Within minutes of Pelosi’s arrival, the People’s Liberation Army announced six exclusion zones encircling Taiwan to facilitate live-fire military drills from Thursday to Sunday. While the size and scope of the areas could disrupt traffic and shipping in the Taiwan Strait – one of the world’s busiest trade routes – the exercises would come after Pelosi’s scheduled departure. Cyber warfare also hit Taiwan before the visit, with the presidential office going dark for 20 minutes due to an alleged distributed denial-of-service attack.

Sanctions: Beijing has moved to ban imports of various goods from Taiwan, from fish and fruit to baby food and cookies. According to Chinese customs data, China’s imports from Taiwan reached $122.5B in the first half of the year, up 7.3% from a year earlier. Exports of natural sand to Taiwan – that are widely used for construction and in concrete – were also banned, while China vowed to take “disciplinary actions” against Taiwanese foundations that engage in pro-independence or separatist activities. (9 comments)

Household debt

U.S. households took on more debt in the second quarter, pushing total household debt up by $312B to $16.2T. That puts balances $2T higher than they were before the pandemic at the end of 2019, according to the Federal Reserve Bank of New York.
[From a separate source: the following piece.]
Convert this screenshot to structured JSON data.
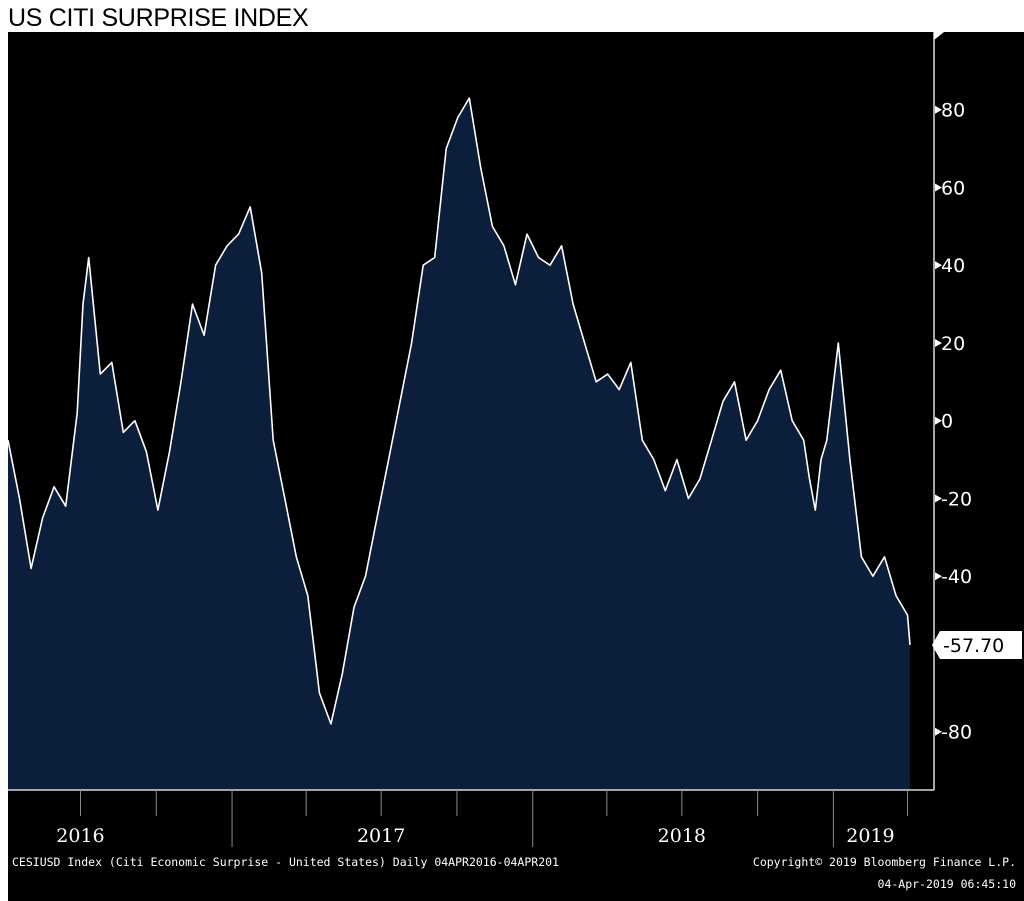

Snapshot: Mortgage balances accounted for a large chunk of the increase, rising $207B in the quarter to $11.4T at the end of June. Credit card balances also rose by $46B. While seasonal patterns typically include an increase in Q2, the 13% cumulative jump in credit card balances since Q2 2021 is the largest in more than two decades. Elsewhere, auto loan balances rose by $33B, while student loan balances were roughly unchanged from Q1 2022 at $1.6T.

“The second quarter of 2022 showed robust increases in mortgage, auto loan, and credit card balances, driven in part by rising prices,” said Joelle Scally, administrator of the Center for Microeconomic Data at the New York Fed.

Go deeper: Household balance sheets, overall, appear to be strong, but “we are seeing rising delinquencies among subprime and low-income borrowers with rates approaching pre-pandemic levels,” continued Scally. The share of current debt moving into delinquency also rose for all debt types, though they are still historically low. Meanwhile, the delinquency transition rate for credit cards, auto loans and other debts increased by a further 0.5 percentage points, and for home equity lines of credit increased by 0.7 pp. (16 comments)

Earnings firehose

It was a busy day for earnings on Tuesday, triggering a volatile trading session, though for the most part, the season is turning out much better than feared. More than half of S&P 500 companies that have reported earnings so far have beaten analyst estimates, which is above the long-term average of 47%, but still trails the 62% average pace recorded over the past five quarters. On that note, check out some of the latest headlines on Seeking Alpha:

Uber surges 19% as sales double on mobility strength

PayPal soars after Q2 beat and annual guidance boost

Occidental Petroleum posts $3.6B in profit, slips from Q1 heights

Caterpillar sees slowing China demand and supply chain snarls

Starbucks beats on cold drinks, outlook remains suspended

AMD falls as light guidance outweighs strong Q2 results

SoFi climbs after beat, forecast raised as member numbers grow

Airbnb posts record-breaking revenue, touts resilient travel demand

Robinhood reports early, shows a decline in monthly active users

Match Group tanks on revenue miss, downbeat forecast for H2

Outlook: “We’re still in the very early innings of downturn and estimate cuts,” noted Bank of America strategist Savita Subramanian. “We think the fourth quarter is the most likely time of year when companies will decide to ‘kitchen sink’ the estimates in order to preserve hope for a better 2023,” added Morgan Stanley’s Michael Wilson. While J.P. Morgan also expects earnings to deteriorate in the second half, it’s taking a more contrarian view, with revenues expected to increase significantly and “any earnings weakness unlikely to be material.”